Painting by Frederic Leighton

Cymon and Iphigenia is an oil on canvas painting by Frederic Leighton, 1st Baron Leighton. The painting does not bear a date but was first exhibited at the Royal Academy of Arts, London, in 1884. The Art Gallery of New South Wales in Sydney, Australia, purchased it at a Christie's auction in London in 1976.

==Background==
According to a story published in 1897, Leighton spent six months searching throughout Europe for a model to match his imagined ideal of Iphigenia for his intended portrayal of Cymon and Iphigenia. He saw a young actress, Dorothy Dene, in a theatre in London and his search was over. Possessing a classical Greek style beauty, Dene had golden wavy hair with excellent skin texture and colouration on her face; she was taller than average with graceful arms and legs together with an “exquisitely moulded bust”. She appeared in several other of Leighton's works, including Flaming June, Greek Girls Playing Ball and Summer Moon. Lena, one of Dene's younger sisters, appears in the painting as the child slave. Other paintings by Leighton featuring Dene are: The Bath of Psyche, Clytie, Perseus and Andromeda, Solitude, The Return of Persephone and The Vestal.

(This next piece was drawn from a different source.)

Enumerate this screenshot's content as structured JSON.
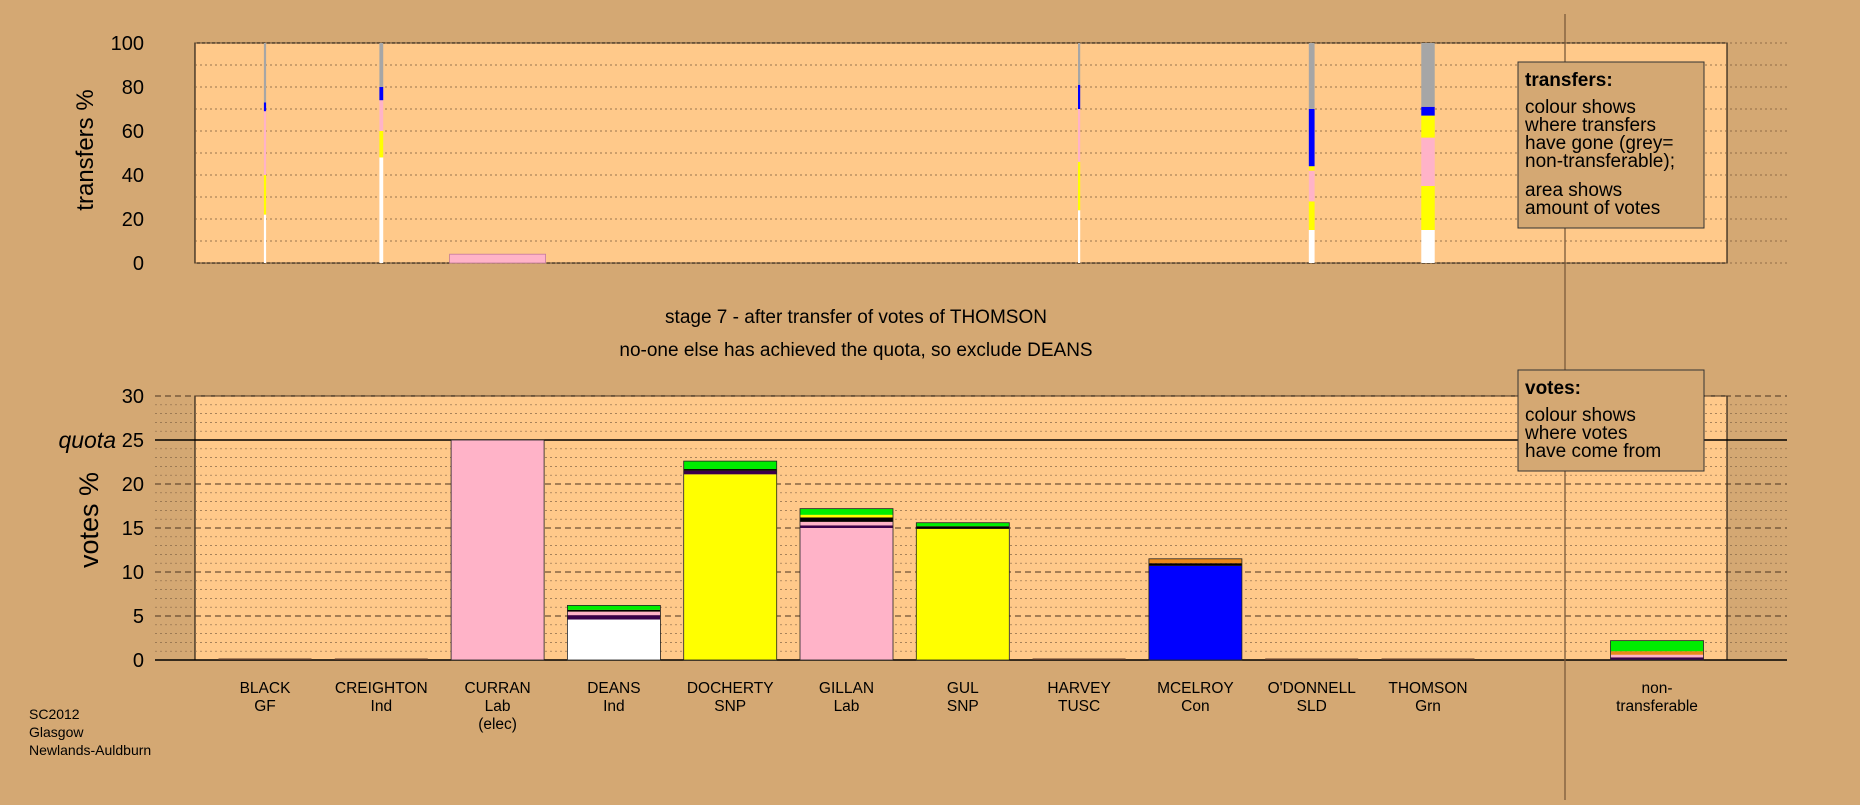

The painting took eight months to complete; a succession of line drawings were done first as Leighton tried to capture the position he wanted for the central figure, around 56 – including several of foliage and other elements of the piece – of these are known to exist. The English art critic Peter Nahum describes the painting as "central among Leighton's later works", an opinion Mrs Russell Barrington considered was shared by Leighton. Leighton's painting Idyll dating from a few years earlier has some similar elements but lacks the complexities of Cymon and Iphigenia. The two compositions each highlight the difference between the fair complexion of a female with a dark skinned male; both feature a full-length woman reclining beneath a tree and similar lighting techniques are used.

==Description==
The overall dimensions of the undated oil on canvas painting are 163 by 328 cm. Based on Giovanni Boccaccio's The Decameron, the painting depicts a scene from the first tale of day five; Iphigenia is sleeping in the woods and Cymon, a young nobleman, stands gazing at her beauty which fills him with inspiration. After seeing her, Cymon changes from a badly mannered lout to an ideal polymath. Nahum felt it "emphasised the transforming power of beauty." Boccaccio set the story in the springtime; Leighton preferred the ambience of a more autumnal feel. The artist was very precise about the mood he wanted to reflect by describing the specific setting of the time of day as "the most mysteriously beautiful in the whole twenty-four hours". He wished to capture the overall impression of drowsiness just before drifting to sleep especially on long hot days as night begins to fall. The painting is set when there is the "merest lip of the moon" showing on the horizon above the sea and the atmosphere is "haunted still with the flush of the after-glow from the sun already hidden in the west."

Iphigenia lies with her face and torso pivoted slightly to her right, her arms are raised above her head. Her body is loosely covered by material and the depiction of her figure is described as "masterly" by a writer using the name of "Mentezuma" in his report included in the Art Amateur about the Royal Academy exhibition of 1884. Other sleeping figures are Iphigenia's servants and a dog. According to Greenhough White, Leighton had the ability to show "the perfection of repose" and the "self-abandonment and unconsciousness of sleep" and it was utilised to full effect in this painting and his earlier work entitled Summer Moon.

==Exhibitions and provenance==
The first time the painting was exhibited at the Royal Academy of Arts was at the summer exhibition in 1884. After viewing it at the exhibition an unnamed French critic reported that he could not recall "a more original effect of light and colour, used in the broad, true, and ideal treatment of lovely forms." The following year, in 1885, it was exhibited in Berlin. It was again displayed at the Royal Academy in the winter of 1897, a memorial exhibition of his works as Leighton had died on 25 January 1896. It was included in the Guildhall Art Gallery's annual loan exhibition in 1897. Sir W.E. Cuthbert Quilter owned the painting until it was sold among his art collection in July 1909. It changed ownership a number of times in the UK, with owners including Leopold Albu, and Pamela Cavendish (mother of Hugh Cavendish, Baron Cavendish of Furness), before being purchased at auction by the Art Gallery of New South Wales, Australia, in February 1976. It returned to at the Royal Academy from mid-February to April 1996, in an exhibition devoted to the work of Leighton. The Art Gallery of New South Wales also purchased a colour study of the painting, measuring 23.5 by 46.5 cm, in 1986.